Shekel works with LangGraph out of the box — just wrap with budget():

from shekel import budget

# Your graph definition here
app = graph.compile()

with budget(max_usd=0.50, name="my-graph") as b:
    result = app.invoke({"question": "What is 2+2?"})
print(f"Graph execution cost: ${b.spent:.4f}")

CrewAI¶

from crewai import Agent, Task, Crew
from shekel import budget

# Your agents and tasks here
crew = Crew(agents=[agent], tasks=[task])

with budget(max_usd=2.00) as b:
    result = crew.kickoff()
print(f"Crew execution cost: ${b.spent:.4f}")

Viewing Spend Summary¶

Get a detailed breakdown of your spending:

with budget(max_usd=5.00) as b:
    run_my_agent()

# Print formatted summary
print(b.summary())

Output:

┌─ Shekel Budget Summary ────────────────────────────────────┐
│ Total: $1.2340  Limit: $5.00  Calls: 15  Status: OK
├────────────────────────────────────────────────────────────┤
│  #    Model                        Input  Output      Cost
│  ────────────────────────────────────────────────────────
│  1    gpt-4o-mini                  1,200     300  $0.0003
│  2    gpt-4o-mini                  1,500     450  $0.0004
│  ...
├────────────────────────────────────────────────────────────┤
│  gpt-4o-mini: 15 calls  $1.2340
└────────────────────────────────────────────────────────────┘

CLI Tools¶

Estimate costs before making API calls:

# Estimate cost
shekel estimate --model gpt-4o --input-tokens 1000 --output-tokens 500
# Model:          gpt-4o
# Input tokens:   1,000
# Output tokens:  500
# Estimated cost: $0.007500

# List all supported models
shekel models

# Filter by provider
shekel models --provider openai
shekel models --provider anthropic

Next Steps¶

Now that you've seen the basics, dive deeper:

Nested Budgets - Hierarchical tracking for multi-stage workflows
Budget Enforcement - Learn about hard caps, warnings, and callbacks
Fallback Models - Automatic model switching
Streaming - Budget tracking for streaming responses
API Reference - Complete API documentation
Integrations - Framework-specific guides

Common Questions¶

Does shekel require API keys?¶

No.

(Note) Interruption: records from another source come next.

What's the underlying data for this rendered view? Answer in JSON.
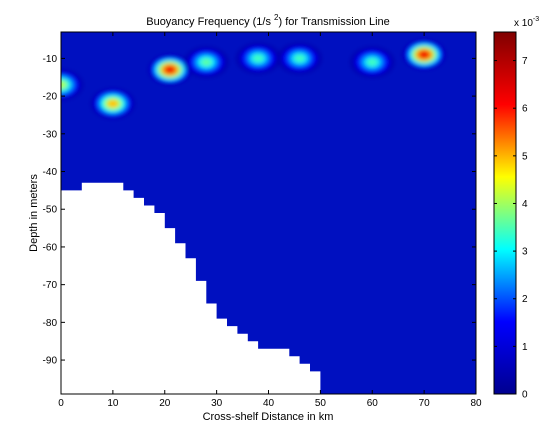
{
  "chart_data": {
    "type": "heatmap",
    "title": "Buoyancy Frequency (1/s ",
    "title_superscript": "2",
    "title_suffix": ") for Transmission Line",
    "xlabel": "Cross-shelf Distance in km",
    "ylabel": "Depth in meters",
    "xlim": [
      0,
      80
    ],
    "ylim": [
      -99,
      -3
    ],
    "xticks": [
      0,
      10,
      20,
      30,
      40,
      50,
      60,
      70,
      80
    ],
    "yticks": [
      -10,
      -20,
      -30,
      -40,
      -50,
      -60,
      -70,
      -80,
      -90
    ],
    "colorbar": {
      "min": 0,
      "max": 0.0076,
      "ticks": [
        0,
        1,
        2,
        3,
        4,
        5,
        6,
        7
      ],
      "multiplier_text": "x 10",
      "multiplier_exponent": "-3"
    },
    "colormap": [
      "#00008f",
      "#0000ff",
      "#00ffff",
      "#ffff00",
      "#ff0000",
      "#800000"
    ],
    "blobs": [
      {
        "x": 0,
        "depth": -17,
        "value": 0.0048
      },
      {
        "x": 10,
        "depth": -22,
        "value": 0.0058
      },
      {
        "x": 21,
        "depth": -13,
        "value": 0.0074
      },
      {
        "x": 28,
        "depth": -11,
        "value": 0.0042
      },
      {
        "x": 38,
        "depth": -10,
        "value": 0.004
      },
      {
        "x": 46,
        "depth": -10,
        "value": 0.004
      },
      {
        "x": 60,
        "depth": -11,
        "value": 0.004
      },
      {
        "x": 70,
        "depth": -9,
        "value": 0.0074
      }
    ],
    "bottom_profile": [
      {
        "x": 0,
        "depth": -45
      },
      {
        "x": 4,
        "depth": -45
      },
      {
        "x": 4,
        "depth": -43
      },
      {
        "x": 12,
        "depth": -43
      },
      {
        "x": 12,
        "depth": -45
      },
      {
        "x": 14,
        "depth": -45
      },
      {
        "x": 14,
        "depth": -47
      },
      {
        "x": 16,
        "depth": -47
      },
      {
        "x": 16,
        "depth": -49
      },
      {
        "x": 18,
        "depth": -49
      },
      {
        "x": 18,
        "depth": -51
      },
      {
        "x": 20,
        "depth": -51
      },
      {
        "x": 20,
        "depth": -55
      },
      {
        "x": 22,
        "depth": -55
      },
      {
        "x": 22,
        "depth": -59
      },
      {
        "x": 24,
        "depth": -59
      },
      {
        "x": 24,
        "depth": -63
      },
      {
        "x": 26,
        "depth": -63
      },
      {
        "x": 26,
        "depth": -69
      },
      {
        "x": 28,
        "depth": -69
      },
      {
        "x": 28,
        "depth": -75
      },
      {
        "x": 30,
        "depth": -75
      },
      {
        "x": 30,
        "depth": -79
      },
      {
        "x": 32,
        "depth": -79
      },
      {
        "x": 32,
        "depth": -81
      },
      {
        "x": 34,
        "depth": -81
      },
      {
        "x": 34,
        "depth": -83
      },
      {
        "x": 36,
        "depth": -83
      },
      {
        "x": 36,
        "depth": -85
      },
      {
        "x": 38,
        "depth": -85
      },
      {
        "x": 38,
        "depth": -87
      },
      {
        "x": 44,
        "depth": -87
      },
      {
        "x": 44,
        "depth": -89
      },
      {
        "x": 46,
        "depth": -89
      },
      {
        "x": 46,
        "depth": -91
      },
      {
        "x": 48,
        "depth": -91
      },
      {
        "x": 48,
        "depth": -93
      },
      {
        "x": 50,
        "depth": -93
      },
      {
        "x": 50,
        "depth": -99
      }
    ]
  }
}
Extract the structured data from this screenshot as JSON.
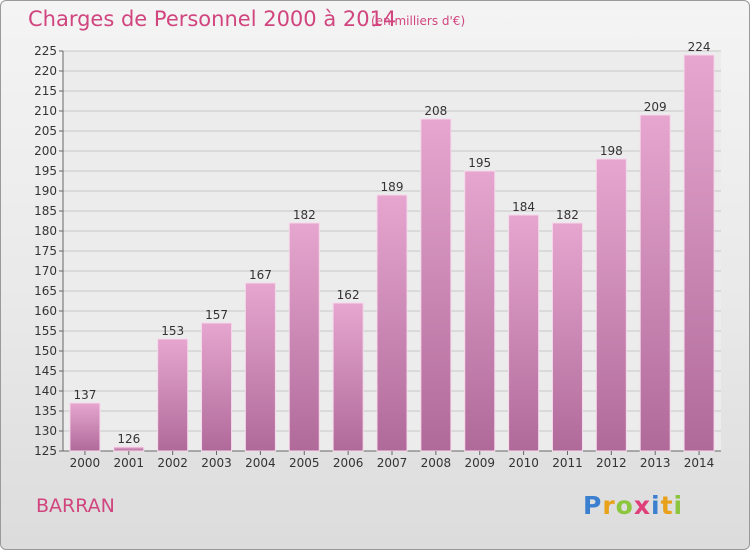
{
  "title": "Charges de Personnel 2000 à 2014",
  "subtitle": "(en milliers d'€)",
  "place": "BARRAN",
  "logo": {
    "text": "Proxiti",
    "letters": [
      {
        "ch": "P",
        "color": "#3a7fd0"
      },
      {
        "ch": "r",
        "color": "#e8a21a"
      },
      {
        "ch": "o",
        "color": "#8cc63f"
      },
      {
        "ch": "x",
        "color": "#e0407a"
      },
      {
        "ch": "i",
        "color": "#3a7fd0"
      },
      {
        "ch": "t",
        "color": "#e8a21a"
      },
      {
        "ch": "i",
        "color": "#8cc63f"
      }
    ]
  },
  "colors": {
    "accent": "#d1457e",
    "bar_top": "#e6a6cf",
    "bar_bottom": "#b06a9a",
    "grid": "#c8c8c8"
  },
  "chart_data": {
    "type": "bar",
    "categories": [
      "2000",
      "2001",
      "2002",
      "2003",
      "2004",
      "2005",
      "2006",
      "2007",
      "2008",
      "2009",
      "2010",
      "2011",
      "2012",
      "2013",
      "2014"
    ],
    "values": [
      137,
      126,
      153,
      157,
      167,
      182,
      162,
      189,
      208,
      195,
      184,
      182,
      198,
      209,
      224
    ],
    "ylim": [
      125,
      225
    ],
    "yticks": [
      125,
      130,
      135,
      140,
      145,
      150,
      155,
      160,
      165,
      170,
      175,
      180,
      185,
      190,
      195,
      200,
      205,
      210,
      215,
      220,
      225
    ],
    "grid": true,
    "data_labels": true
  }
}
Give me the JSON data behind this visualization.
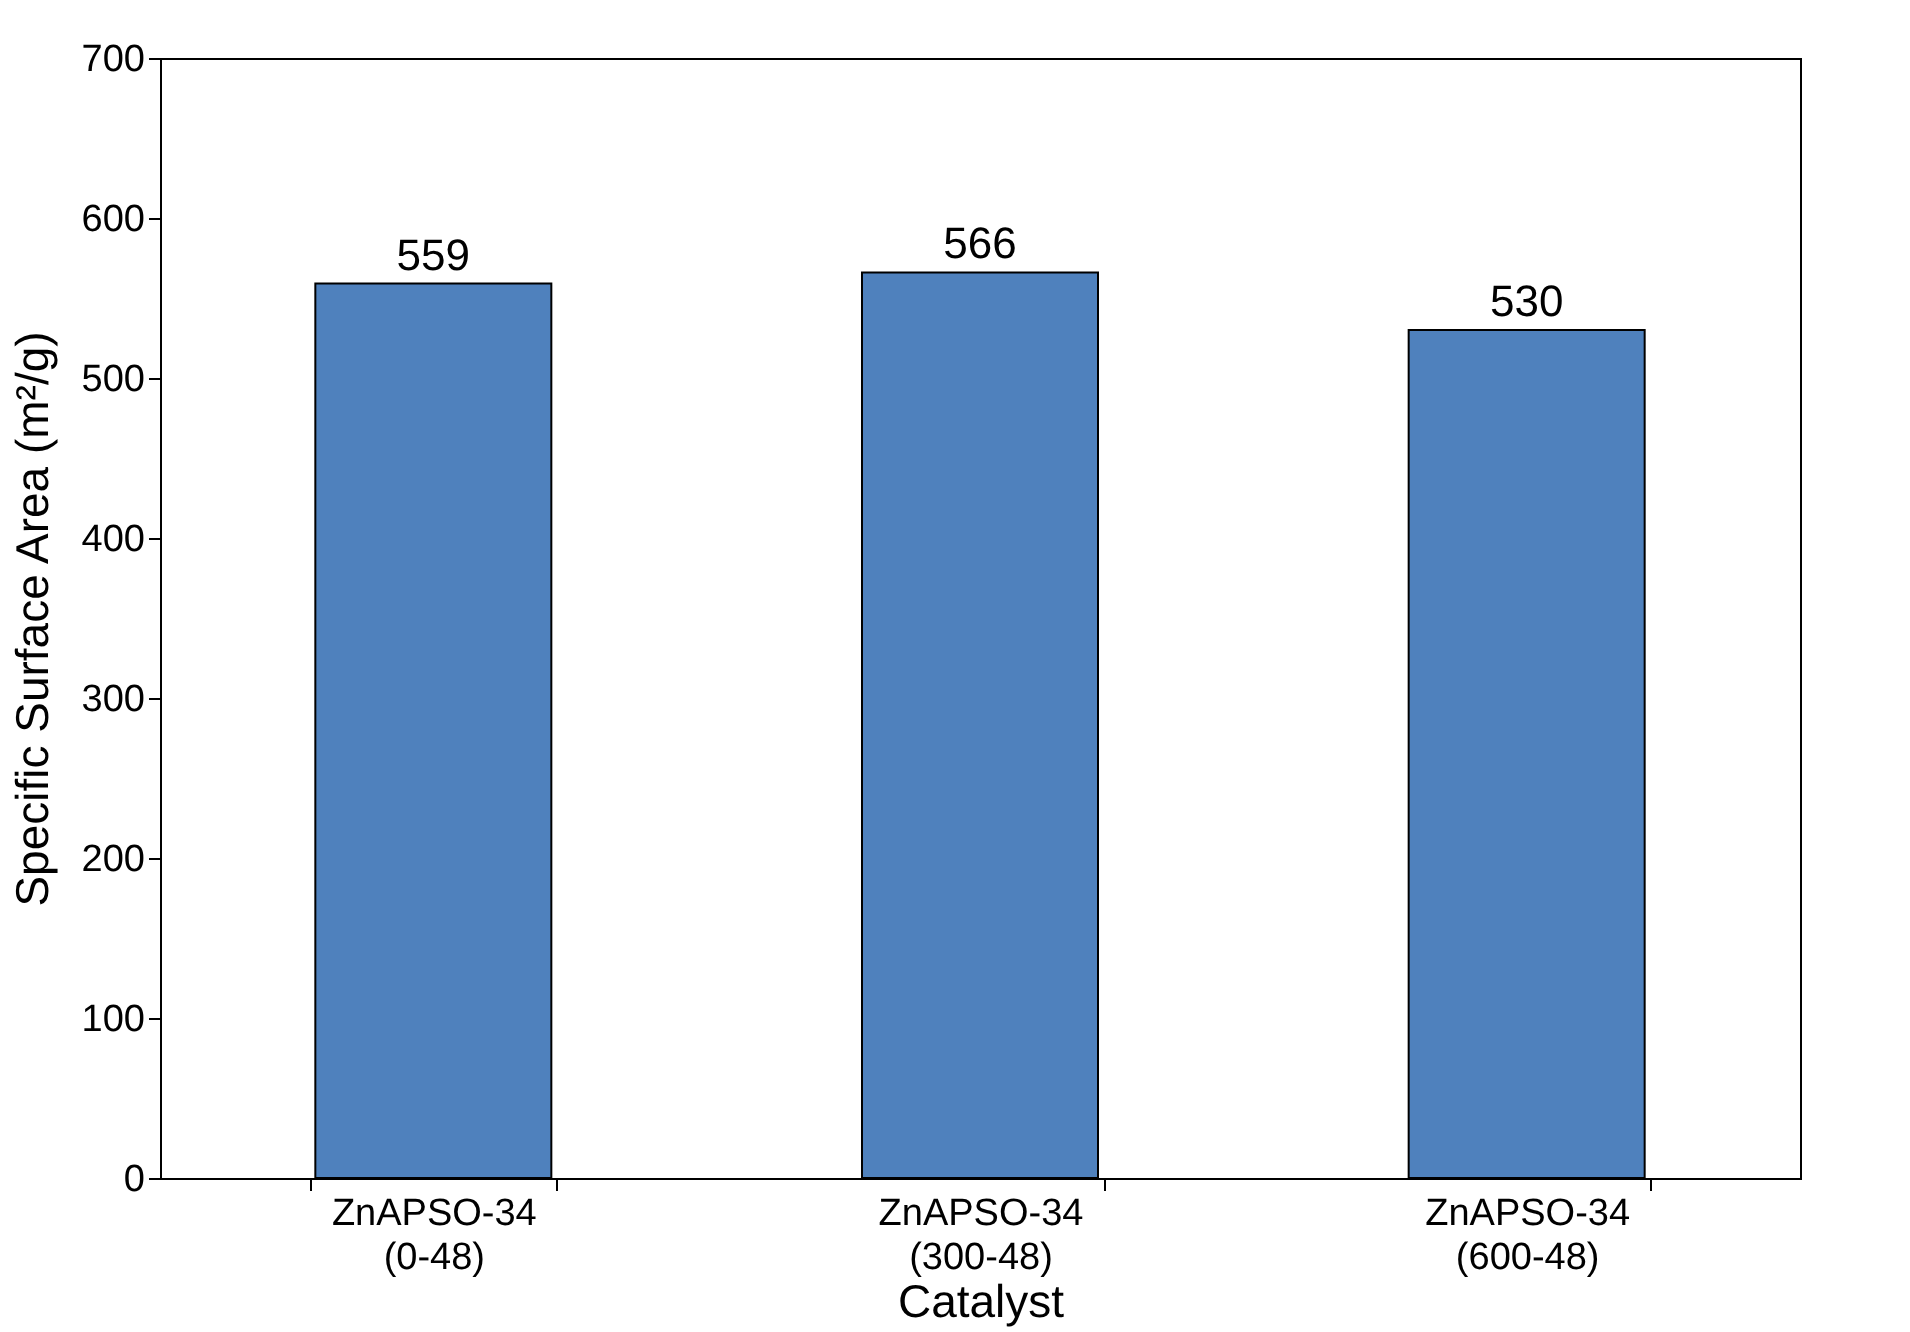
{
  "chart_data": {
    "type": "bar",
    "xlabel": "Catalyst",
    "ylabel": "Specific Surface Area (m²/g)",
    "categories": [
      "ZnAPSO-34 (0-48)",
      "ZnAPSO-34 (300-48)",
      "ZnAPSO-34 (600-48)"
    ],
    "values": [
      559,
      566,
      530
    ],
    "color": "#4f81bd",
    "ylim": [
      0,
      700
    ],
    "yticks": [
      0,
      100,
      200,
      300,
      400,
      500,
      600,
      700
    ],
    "grid": false,
    "data_labels": true
  }
}
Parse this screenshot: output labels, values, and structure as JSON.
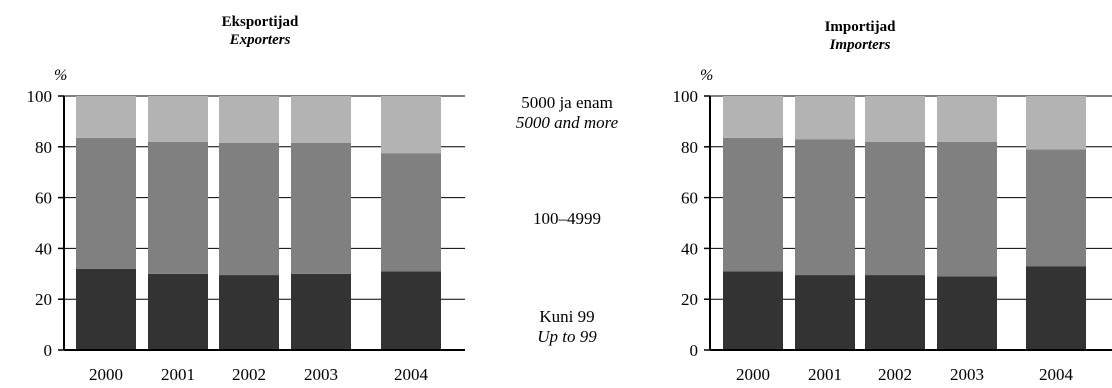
{
  "chart_data": [
    {
      "type": "bar",
      "stacked": true,
      "title": "Eksportijad",
      "subtitle": "Exporters",
      "ylabel": "%",
      "ylim": [
        0,
        100
      ],
      "yticks": [
        "0",
        "20",
        "40",
        "60",
        "80",
        "100"
      ],
      "categories": [
        "2000",
        "2001",
        "2002",
        "2003",
        "2004"
      ],
      "series": [
        {
          "name": "Kuni 99",
          "values": [
            32,
            30,
            29.5,
            30,
            31
          ],
          "color": "#333333"
        },
        {
          "name": "100–4999",
          "values": [
            51.5,
            52,
            52,
            51.5,
            46.5
          ],
          "color": "#808080"
        },
        {
          "name": "5000 ja enam",
          "values": [
            16.5,
            18,
            18.5,
            18.5,
            22.5
          ],
          "color": "#b3b3b3"
        }
      ]
    },
    {
      "type": "bar",
      "stacked": true,
      "title": "Importijad",
      "subtitle": "Importers",
      "ylabel": "%",
      "ylim": [
        0,
        100
      ],
      "yticks": [
        "0",
        "20",
        "40",
        "60",
        "80",
        "100"
      ],
      "categories": [
        "2000",
        "2001",
        "2002",
        "2003",
        "2004"
      ],
      "series": [
        {
          "name": "Kuni 99",
          "values": [
            31,
            29.5,
            29.5,
            29,
            33
          ],
          "color": "#333333"
        },
        {
          "name": "100–4999",
          "values": [
            52.5,
            53.5,
            52.5,
            53,
            46
          ],
          "color": "#808080"
        },
        {
          "name": "5000 ja enam",
          "values": [
            16.5,
            17,
            18,
            18,
            21
          ],
          "color": "#b3b3b3"
        }
      ]
    }
  ],
  "legend": {
    "top_main": "5000 ja enam",
    "top_sub": "5000 and more",
    "mid_main": "100–4999",
    "bottom_main": "Kuni 99",
    "bottom_sub": "Up to 99"
  }
}
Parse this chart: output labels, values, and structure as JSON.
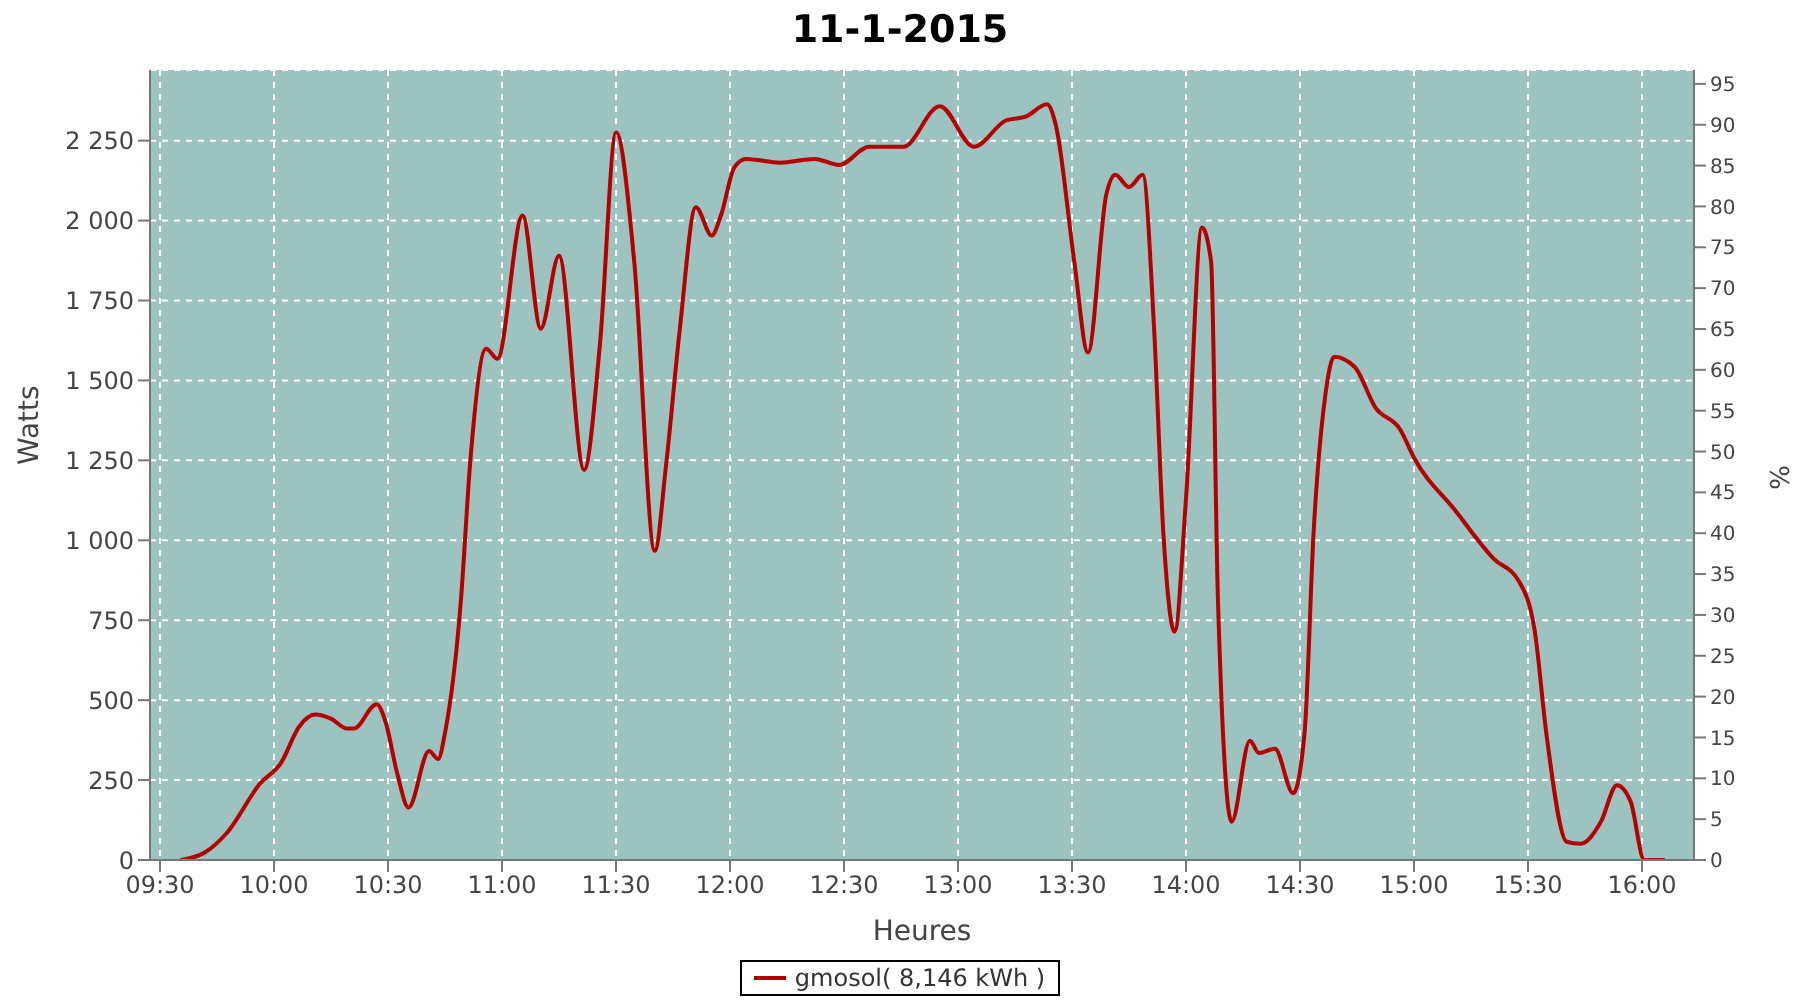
{
  "chart_data": {
    "type": "line",
    "title": "11-1-2015",
    "xlabel": "Heures",
    "ylabel": "Watts",
    "y2label": "%",
    "x": [
      9.59,
      9.7,
      9.79,
      9.94,
      10.03,
      10.11,
      10.18,
      10.25,
      10.32,
      10.35,
      10.45,
      10.49,
      10.54,
      10.59,
      10.68,
      10.72,
      10.75,
      10.82,
      10.86,
      10.93,
      10.98,
      11.09,
      11.17,
      11.25,
      11.36,
      11.43,
      11.5,
      11.58,
      11.67,
      11.72,
      11.78,
      11.85,
      11.92,
      11.96,
      12.02,
      12.07,
      12.22,
      12.37,
      12.48,
      12.61,
      12.76,
      12.92,
      13.07,
      13.21,
      13.3,
      13.39,
      13.43,
      13.51,
      13.57,
      13.65,
      13.69,
      13.75,
      13.81,
      13.86,
      13.9,
      13.95,
      14.0,
      14.07,
      14.11,
      14.14,
      14.2,
      14.28,
      14.32,
      14.39,
      14.47,
      14.52,
      14.56,
      14.61,
      14.65,
      14.74,
      14.83,
      14.94,
      15.0,
      15.18,
      15.35,
      15.46,
      15.53,
      15.58,
      15.67,
      15.73,
      15.82,
      15.89,
      15.95,
      16.01,
      16.1
    ],
    "series": [
      {
        "name": "gmosol( 8,146 kWh )",
        "color": "#b30000",
        "values": [
          0,
          25,
          82,
          240,
          303,
          417,
          455,
          442,
          411,
          411,
          487,
          430,
          272,
          164,
          341,
          316,
          398,
          815,
          1239,
          1599,
          1568,
          2016,
          1662,
          1890,
          1220,
          1618,
          2276,
          1871,
          967,
          1239,
          1662,
          2042,
          1953,
          2016,
          2168,
          2193,
          2181,
          2193,
          2174,
          2231,
          2231,
          2358,
          2231,
          2313,
          2326,
          2364,
          2295,
          1871,
          1587,
          2080,
          2143,
          2105,
          2143,
          1662,
          1030,
          714,
          1131,
          1978,
          1871,
          815,
          120,
          373,
          335,
          348,
          209,
          398,
          1030,
          1448,
          1574,
          1542,
          1416,
          1346,
          1258,
          1094,
          942,
          872,
          714,
          398,
          57,
          51,
          120,
          234,
          183,
          0,
          0
        ]
      }
    ],
    "xlim": [
      9.456,
      16.228
    ],
    "xticks": [
      {
        "value": 9.5,
        "label": "09:30"
      },
      {
        "value": 10,
        "label": "10:00"
      },
      {
        "value": 10.5,
        "label": "10:30"
      },
      {
        "value": 11,
        "label": "11:00"
      },
      {
        "value": 11.5,
        "label": "11:30"
      },
      {
        "value": 12,
        "label": "12:00"
      },
      {
        "value": 12.5,
        "label": "12:30"
      },
      {
        "value": 13,
        "label": "13:00"
      },
      {
        "value": 13.5,
        "label": "13:30"
      },
      {
        "value": 14,
        "label": "14:00"
      },
      {
        "value": 14.5,
        "label": "14:30"
      },
      {
        "value": 15,
        "label": "15:00"
      },
      {
        "value": 15.5,
        "label": "15:30"
      },
      {
        "value": 16,
        "label": "16:00"
      }
    ],
    "ylim": [
      0,
      2471
    ],
    "yticks": [
      0,
      250,
      500,
      750,
      {
        "value": 1000,
        "label": "1 000"
      },
      {
        "value": 1250,
        "label": "1 250"
      },
      {
        "value": 1500,
        "label": "1 500"
      },
      {
        "value": 1750,
        "label": "1 750"
      },
      {
        "value": 2000,
        "label": "2 000"
      },
      {
        "value": 2250,
        "label": "2 250"
      }
    ],
    "y2lim": [
      0,
      96.7
    ],
    "y2ticks": [
      0,
      5,
      10,
      15,
      20,
      25,
      30,
      35,
      40,
      45,
      50,
      55,
      60,
      65,
      70,
      75,
      80,
      85,
      90,
      95
    ],
    "grid": true,
    "legend": "bottom",
    "marker": "none",
    "line_style": "solid"
  }
}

Shekel uses your existing OpenAI or Anthropic API keys. It doesn't require any additional authentication.

Does shekel send my data anywhere?¶

No. Shekel works entirely locally by monkey-patching the OpenAI and Anthropic SDKs. No data leaves your system.

What happens when I hit the budget limit?¶

By default, shekel raises a BudgetExceededError. You can catch this exception or use the fallback parameter to automatically switch to a cheaper model instead.

Can I use shekel with my custom models?¶

Yes! Use the price_per_1k_tokens parameter to provide custom pricing. See Extending Shekel for details.

Does shekel work with streaming?¶

Yes! Shekel fully supports streaming responses from both OpenAI and Anthropic.